CONNECTED CROSSROADS: WHICH WAY WILL EUROPE GO ON THE FUTURE OF ROAD SAFETY AND 5G?
The benefits cooperative and intelligent transport systems (C-ITS) – in other words smart connected cars and other vehicles – could bring to Europe’s roads are undisputed. Not only does the technology improve a vehicle’s performance and efficiency, making them more sustainable, but safety and driver assistance systems could also significantly increase road safety.
According to experts, human error accounts for more than 90% of accidents on our roads, meaning that arguably connected cars could have as big an impact on death rates as the invention of the seatbelt. But alongside the consensus on the value these innovations could bring, for many months there’s been a steady technical discussion in Europe as to how such life changing connectivity will be provided.
Yes, I refer here to the wi-fi (ITS-G5) vs mobile (C-V2X) debate, which in recent weeks has gone from the technical to the divisive.
A fork in the road
Usually, technical rules – and the EU routinely adopts thousands of them – are built on a solid agreement between experts. But this time it’s different.
Despite intense debate, the European Commission proposed in March that automotive connectivity in Europe will be achieved using a single technology: wi-fi. It is a major breach of procedure for the Commission to pick a technology which many major carmakers – save a few, including one big and admittedly influential one – regard as old and inferior to mobile C-V2X technology. By doing so, they are ignoring both expert opinion and industry consensus.
This unusual approach has prompted a number of EU policymakers, including leading voices in transport policy such as French MEP Dominique Riquet and the Finnish authorities, to express reasonable doubt, and ask the European Parliament and the Council to demand a revision of the Commission’s proposal.
After all, this is about safety on the roads, and we need to get it right.
The main arguments for the “wi-fi only” proposal:
1. The decision must be taken now, within the current legislative term or Europe’s automotive sector will lose its foothold on connected cars
2. Wi-fi is ready to be delivered across Europe, where a 5G network would need years and billions of taxpayer euros
3. If this is delayed, EU policy makers will be responsible for the deaths of the 25,000 people who lose their lives on European roads each year.
These could be powerful arguments – but they don’t add up.
If the urgency is so great, a reasonable person would expect the proposal to come into effect immediately, rather than at the end of 2019. There’s ample time to revise these rules, without affecting the timetable the Commission has proposed itself.
In terms of wi-fi versus cellular coverage, the fact that many secondary roads are already covered by mobile connectivity provides significant benefits, removing the need for dedicated wi-fi roadside units in a non-urban environment.

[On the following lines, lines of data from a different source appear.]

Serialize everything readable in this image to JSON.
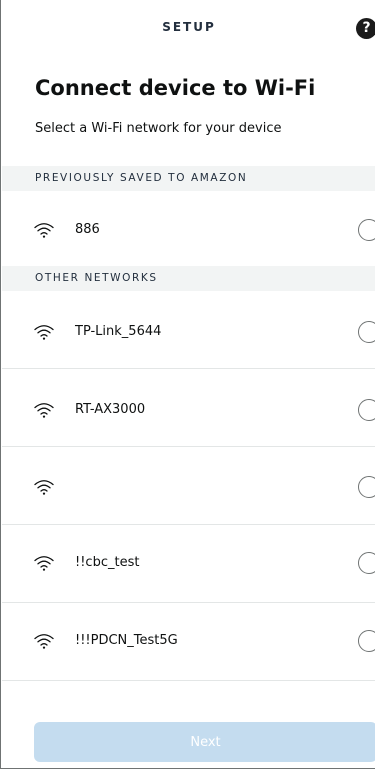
{
  "header": {
    "title": "SETUP",
    "help_symbol": "?"
  },
  "page": {
    "title": "Connect device to Wi-Fi",
    "subtitle": "Select a Wi-Fi network for your device"
  },
  "saved_section": {
    "label": "PREVIOUSLY SAVED TO AMAZON",
    "networks": [
      {
        "ssid": "886",
        "icon": "wifi-icon",
        "selected": false
      }
    ]
  },
  "other_section": {
    "label": "OTHER NETWORKS",
    "networks": [
      {
        "ssid": "TP-Link_5644",
        "icon": "wifi-icon",
        "selected": false
      },
      {
        "ssid": "RT-AX3000",
        "icon": "wifi-icon",
        "selected": false
      },
      {
        "ssid": "",
        "icon": "wifi-icon",
        "selected": false
      },
      {
        "ssid": "!!cbc_test",
        "icon": "wifi-icon",
        "selected": false
      },
      {
        "ssid": "!!!PDCN_Test5G",
        "icon": "wifi-icon",
        "selected": false
      }
    ]
  },
  "footer": {
    "next_label": "Next",
    "next_enabled": false
  },
  "colors": {
    "text": "#0f1111",
    "section_bg": "#f2f4f4",
    "divider": "#e3e6e6",
    "radio_border": "#6f7373",
    "next_disabled_bg": "#c4dcef"
  }
}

Added to this, wi-fi has no relationship to existing mobile infrastructure. Requiring that 5G must be ‘backwards compatible’ with wi-fi would be akin to requiring that email must be compatible with fax machines.
And this is an upgrade to existing networks, not a replacement. It provides both direct short-range communication in unlicensed bands and long-range communication with 4G and 5G. Millions of cars use cellular connectivity, and we already have examples of connected cars fully functioning on 4G.
Last but not least, fatalities. Only 8% of road deaths recorded in 2017 happened on motorways, versus 55% on rural roads and 37% in urban areas. EU statistics show vulnerable road users – pedestrians, cyclists, mopeds – accounted for almost half of all those killed that year. Of that, 21% were people on foot.
Opting for a technology to connect cars that doesn’t cover the places where most fatalities happen – secondary roads – seems short-sighted.
Forward motion
If European policy makers are serious about improving road safety, they need only consider that most pedestrians are already carrying ready-made vehicle communications devices: the smartphones in their pockets.
The vast majority are already equipped with 4G connectivity, and able to send and receive messages with a vehicle’s mobile communications system. Whereas the wi-fi standard that vehicles would use (ITS-G5) is nowhere on existing devices. How to ensure phone manufacturers are ready to retro-fit handsets with a new wifi network technology only in use in Europe is another circle from this debate that no one seems able to square.
It’s hard not to deplore that this crucial decision, which affects every European, is being rushed through surrounded by controversy and at the twilight of the EU legislature.
The European Parliament, at its very last session in Strasbourg, has a final chance to stop this rush. It can object to the Commission proposal, and allow the time needed to build the consensus the safety of Europeans – both in cars and in front of them – deserves.